I read this particular passage at a timely period…nursing school consumes so much of my time. Finding time to truly meditate, digest, and ponder God’s Word has been a challenge. Yes, I’m able to stumble out of bed and groggily read through a passage with a cup of coffee…but usually that’s followed by falling back asleep for a much needed twenty extra minutes of sleep before class or clinicals. But like Spurgeon pointed out, our souls won’t be nourished by simply putting food into our mouths…I can put the most nutrient-rich foods in my mouth, but if chewing and digestion doesn’t follow it, it will do no good to my body.

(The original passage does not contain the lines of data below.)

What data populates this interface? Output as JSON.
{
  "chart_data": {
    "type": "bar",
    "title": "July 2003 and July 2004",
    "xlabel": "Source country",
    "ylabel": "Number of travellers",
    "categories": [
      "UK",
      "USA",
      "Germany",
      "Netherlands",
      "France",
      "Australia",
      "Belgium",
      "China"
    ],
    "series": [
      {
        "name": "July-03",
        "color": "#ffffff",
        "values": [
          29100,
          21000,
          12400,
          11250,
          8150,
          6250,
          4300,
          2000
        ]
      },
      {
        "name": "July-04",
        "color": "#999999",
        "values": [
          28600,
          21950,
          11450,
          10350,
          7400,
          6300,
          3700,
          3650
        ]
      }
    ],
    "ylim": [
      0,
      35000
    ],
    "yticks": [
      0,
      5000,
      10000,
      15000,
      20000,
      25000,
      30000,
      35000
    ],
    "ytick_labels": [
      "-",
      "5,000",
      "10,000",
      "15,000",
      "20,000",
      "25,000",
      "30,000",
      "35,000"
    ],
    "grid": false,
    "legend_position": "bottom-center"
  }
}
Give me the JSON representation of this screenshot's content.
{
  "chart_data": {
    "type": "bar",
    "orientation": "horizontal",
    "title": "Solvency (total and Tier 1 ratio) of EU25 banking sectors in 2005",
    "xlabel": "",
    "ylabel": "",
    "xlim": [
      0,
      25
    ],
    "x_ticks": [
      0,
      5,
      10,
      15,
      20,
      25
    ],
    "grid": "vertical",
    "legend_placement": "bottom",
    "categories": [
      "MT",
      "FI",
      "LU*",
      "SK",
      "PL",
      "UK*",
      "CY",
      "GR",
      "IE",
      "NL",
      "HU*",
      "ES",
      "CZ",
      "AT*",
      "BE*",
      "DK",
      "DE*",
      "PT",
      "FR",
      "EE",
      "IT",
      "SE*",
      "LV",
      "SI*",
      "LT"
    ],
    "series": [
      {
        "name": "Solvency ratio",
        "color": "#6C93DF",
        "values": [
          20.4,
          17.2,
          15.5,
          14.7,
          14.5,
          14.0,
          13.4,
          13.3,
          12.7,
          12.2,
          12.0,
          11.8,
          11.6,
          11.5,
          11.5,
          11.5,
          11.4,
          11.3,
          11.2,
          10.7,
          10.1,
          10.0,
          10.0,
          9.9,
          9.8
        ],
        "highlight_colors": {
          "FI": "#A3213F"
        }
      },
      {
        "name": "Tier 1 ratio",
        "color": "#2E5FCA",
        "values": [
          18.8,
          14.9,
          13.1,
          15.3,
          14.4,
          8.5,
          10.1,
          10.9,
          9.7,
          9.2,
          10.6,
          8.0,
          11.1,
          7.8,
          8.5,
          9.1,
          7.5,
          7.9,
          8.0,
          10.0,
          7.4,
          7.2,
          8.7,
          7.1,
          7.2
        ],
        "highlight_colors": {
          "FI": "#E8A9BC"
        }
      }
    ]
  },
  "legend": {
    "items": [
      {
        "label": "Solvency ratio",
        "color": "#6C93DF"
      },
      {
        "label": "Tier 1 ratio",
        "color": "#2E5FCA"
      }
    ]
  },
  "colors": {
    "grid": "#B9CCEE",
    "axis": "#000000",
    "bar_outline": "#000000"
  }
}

“There are times when solitude is better than society, and silence is wiser than speech. We should be better Christians if we were more alone, waiting upon God, and gathering through meditation on his Word spiritual strength for labour in his service. We ought to muse upon the things of God, because we thus get the real nutriment out of them. Truth is something like the cluster of the vine: if we would have wine from it, we must bruise it; we must press and squeeze it many times. The bruiser’s feet must come down joyfully upon the bunches, or else the juice will not flow; and they must well tread the grapes, or else much of the precious liquid will be wasted. So we must, by meditation, tread the clusters of truth, if we would get the wine of consolation therefrom. Our bodies are not supported by merely taking food into the mouth, but the process which really supplies the muscle, and the nerve, and the sinew, and the bone, is the process of digestion. It is by digestion that the outward food becomes assimilated with the inner life. Our souls are not nourished merely by listening awhile to this, and then to that, and then to the other part of divine truth. Hearing, reading, marking, and learning, all require inwardly digesting to complete their usefulness, and the inward digesting of the truth lies for the most part in meditating upon it. Why is it that some Christians, although they hear many sermons, make but slow advances in the divine life? Because they neglect their closets, and do not thoughtfully meditate on God’s Word. They love the wheat, but they do not grind it; they would have the corn, but they will not go forth into the fields to gather it; the fruit hangs upon the tree, but they will not pluck it; the water flows at their feet, but they will not stoop to drink it. From such folly deliver us, O Lord, and be this our resolve this morning, “I will meditate in thy precepts.” ~C.H. Spurgeon
I am reminded again of the necessity of meditating on God’s truth and truly allowing it to soak into my mind and live it out. I have a long ways to go, but awareness is a start. As the apostle Paul wrote in Philippians 3:12,
“Not that I have already obtained this or am already perfect, but I press on to make it my own, because Christ Jesus has made me his own.”